L’orchestre de firlinfeu comprend 25 à 30
flûtes de Pan de 7 tessitures différentes ; les
plus petites s’appellent "cantini", les moyennes
"controcanti" et "bassetti", les plus grandes
"bassi". Les noms génériques donnés à ces
instruments diffèrent selon les lieux : firlinfeu,
siringa, fregamunson, piffero. Elles sont
fabriquées avec des roseaux poussant en pleine
terre. Les tubes sont maintenus par 4 à 6 éclats
de roseaux répartis deux à deux sur chaque
face de l’instrument et liés avec de la ficelle.
Les tuyaux les plus longs présentent, au niveau
de l’embouchure, un empilage conique
composé de bagues découpées dans des cannes
de roseaux de différents diamètres et collées les
unes sur les autres. Cet artifice permet de
faciliter l’insufflation et de jouer la note
fondamentale du tuyau et non ses partiels.

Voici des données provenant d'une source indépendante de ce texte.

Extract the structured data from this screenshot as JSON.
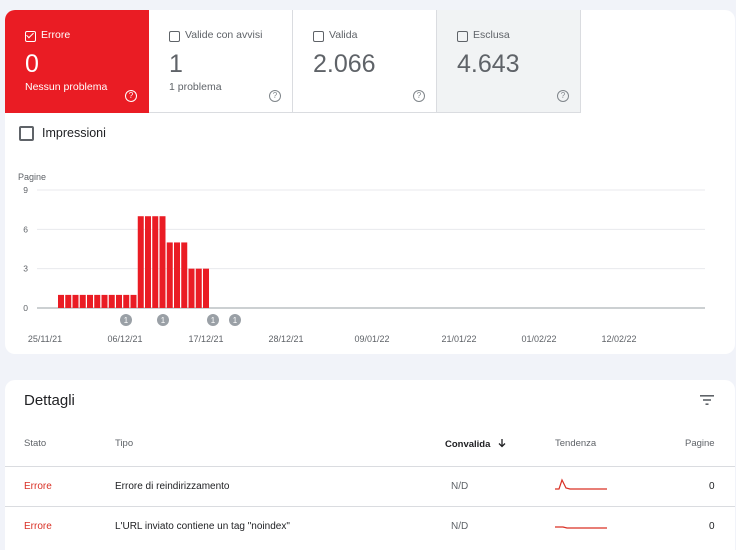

L’orchestre est organisé en trois sections .
la section "chant" comprenant de 6 à 8
instruments, subdivisée en 4 voix : primo
cantabile, secondo cantabile, terzo cantabile et
quarto cantabile. Cette section, confiée aux
musiciens les plus expérimentés, joue la
mélodie.
la section "accompagnement", composée
d’instruments de taille intermédiaire, joue les
contretemps composés d’accords harmoniques.

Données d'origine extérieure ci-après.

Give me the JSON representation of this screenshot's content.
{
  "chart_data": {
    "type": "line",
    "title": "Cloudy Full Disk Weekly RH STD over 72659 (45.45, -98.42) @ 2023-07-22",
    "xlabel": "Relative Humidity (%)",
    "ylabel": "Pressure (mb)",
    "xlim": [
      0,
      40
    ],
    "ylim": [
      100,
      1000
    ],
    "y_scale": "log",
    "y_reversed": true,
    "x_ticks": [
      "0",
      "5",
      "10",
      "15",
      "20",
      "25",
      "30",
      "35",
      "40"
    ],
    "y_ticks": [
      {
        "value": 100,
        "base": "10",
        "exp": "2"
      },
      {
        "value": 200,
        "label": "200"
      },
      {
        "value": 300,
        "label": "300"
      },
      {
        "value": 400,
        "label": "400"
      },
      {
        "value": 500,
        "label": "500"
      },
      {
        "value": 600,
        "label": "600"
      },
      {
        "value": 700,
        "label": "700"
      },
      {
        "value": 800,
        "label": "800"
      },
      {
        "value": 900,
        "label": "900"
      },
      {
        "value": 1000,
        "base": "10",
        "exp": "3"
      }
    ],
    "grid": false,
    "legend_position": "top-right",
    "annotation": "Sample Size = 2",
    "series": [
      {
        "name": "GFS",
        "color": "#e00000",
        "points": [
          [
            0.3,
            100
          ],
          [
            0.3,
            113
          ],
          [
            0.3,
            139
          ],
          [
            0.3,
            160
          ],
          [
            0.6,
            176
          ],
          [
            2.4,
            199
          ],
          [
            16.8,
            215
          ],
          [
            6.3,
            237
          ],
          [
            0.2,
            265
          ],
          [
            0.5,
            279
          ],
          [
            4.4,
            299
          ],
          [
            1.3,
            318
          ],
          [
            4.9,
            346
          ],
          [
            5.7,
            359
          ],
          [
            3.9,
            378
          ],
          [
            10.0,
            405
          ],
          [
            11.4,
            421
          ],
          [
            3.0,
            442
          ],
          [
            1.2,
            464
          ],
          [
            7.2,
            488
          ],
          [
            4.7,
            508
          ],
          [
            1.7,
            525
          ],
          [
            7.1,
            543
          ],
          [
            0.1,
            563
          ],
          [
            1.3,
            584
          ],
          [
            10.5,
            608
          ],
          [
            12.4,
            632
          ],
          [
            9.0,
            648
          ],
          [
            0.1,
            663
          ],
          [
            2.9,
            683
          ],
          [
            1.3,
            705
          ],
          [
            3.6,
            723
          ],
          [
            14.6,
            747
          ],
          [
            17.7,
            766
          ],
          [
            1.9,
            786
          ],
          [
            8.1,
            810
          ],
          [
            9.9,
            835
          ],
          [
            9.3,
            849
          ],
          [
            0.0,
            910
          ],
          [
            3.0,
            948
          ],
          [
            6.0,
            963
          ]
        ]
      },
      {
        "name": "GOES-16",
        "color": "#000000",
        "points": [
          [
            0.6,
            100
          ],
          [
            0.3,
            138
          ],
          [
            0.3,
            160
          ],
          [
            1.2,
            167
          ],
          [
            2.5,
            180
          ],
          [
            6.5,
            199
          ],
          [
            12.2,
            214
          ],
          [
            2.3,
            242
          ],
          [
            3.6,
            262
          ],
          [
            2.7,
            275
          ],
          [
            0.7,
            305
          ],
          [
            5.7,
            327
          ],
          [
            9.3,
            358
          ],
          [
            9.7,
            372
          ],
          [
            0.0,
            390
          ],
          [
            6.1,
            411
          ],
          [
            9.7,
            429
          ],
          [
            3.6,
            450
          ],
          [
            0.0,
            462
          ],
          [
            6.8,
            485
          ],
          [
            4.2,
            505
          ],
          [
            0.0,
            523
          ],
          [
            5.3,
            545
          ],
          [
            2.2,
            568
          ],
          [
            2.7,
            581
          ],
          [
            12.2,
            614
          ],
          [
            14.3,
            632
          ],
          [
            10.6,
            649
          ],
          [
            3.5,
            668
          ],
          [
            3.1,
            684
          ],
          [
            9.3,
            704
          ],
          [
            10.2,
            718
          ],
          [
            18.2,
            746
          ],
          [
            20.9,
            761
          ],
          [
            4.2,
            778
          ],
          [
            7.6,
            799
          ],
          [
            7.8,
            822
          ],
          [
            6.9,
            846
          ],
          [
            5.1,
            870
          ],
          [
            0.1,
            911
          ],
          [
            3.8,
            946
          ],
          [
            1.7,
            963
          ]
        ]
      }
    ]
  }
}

la section "rythmique", composée des plus
grands instruments atteignant l,40m et
possédant jusqu’à 32 tubes . Les flûtes
"bassetti" sont plus hautes d’une octave que les
"bassi", mais les deux jouent la basse composée
de la tonique et de la dominante. Sur les flûtes
"bassi", seule l’octave inférieure est jouée, les
tuyaux supplémentaires n’apportant qu’une
esthétique à l’ensemble.
Les instruments du groupe "I Bej" sont
accordés en La bémol. Ils sont fabriqués par
Camillo Brambilla, artisan de Bernareggio,
dans la région de Milano.
Les costumes masculins
Les hommes portent de petits souliers avec une
boucle "à la Renzo", un pantalon en velours
vert bouteille fermé au genou et soutenu par
une écharpe polychrome pendant sur le côté
gauche, des bas blancs, un bourgeron blanc à
large col et manchettes retournées à l’extérieur
sur une veste en velours vert sombre ornée de
boutons dorés, un chapeau à larges bords
assorti d’une plume de faisan à gauche. L’hiver,
le costume est complété par un manteau en
drap marron. Les jours de pluie, les Bej
emploient des parapluies en cotons aux
couleurs vives.
Les costumes féminins
Les vêtements féminins n’ont pas subi de grandes modifications du XVIème siècle jusqu’à la moitié du siècle passé et pourtant on a conservé cette ligne pour les costumes des Lucia à la suite des Bej. La jupe, large et longue, avec une bande décorative à la base, laisse parfois entrevoir les larges culottes bordées de dentelle et égayée sur le devant par un tablier. Une chemise blanche à longues manches, aux manchettes et au col ornés de dentelles, sort d’un corset de velours noir qui suit la flexuosité du corps. Les Lucia portent dans leur chevelure, un peigne en éventail, qu’on appelle dans le dialecte du lieu "coaz" ou "spaden". Les jolis sabots, égayés par des rubans bariolés, ajoutent couleur et atmosphère. Pendant l’hiver, un grand châle complète le costume. Les jours de pluie, les Lucia emploient des parapluies en coton aux couleurs vives.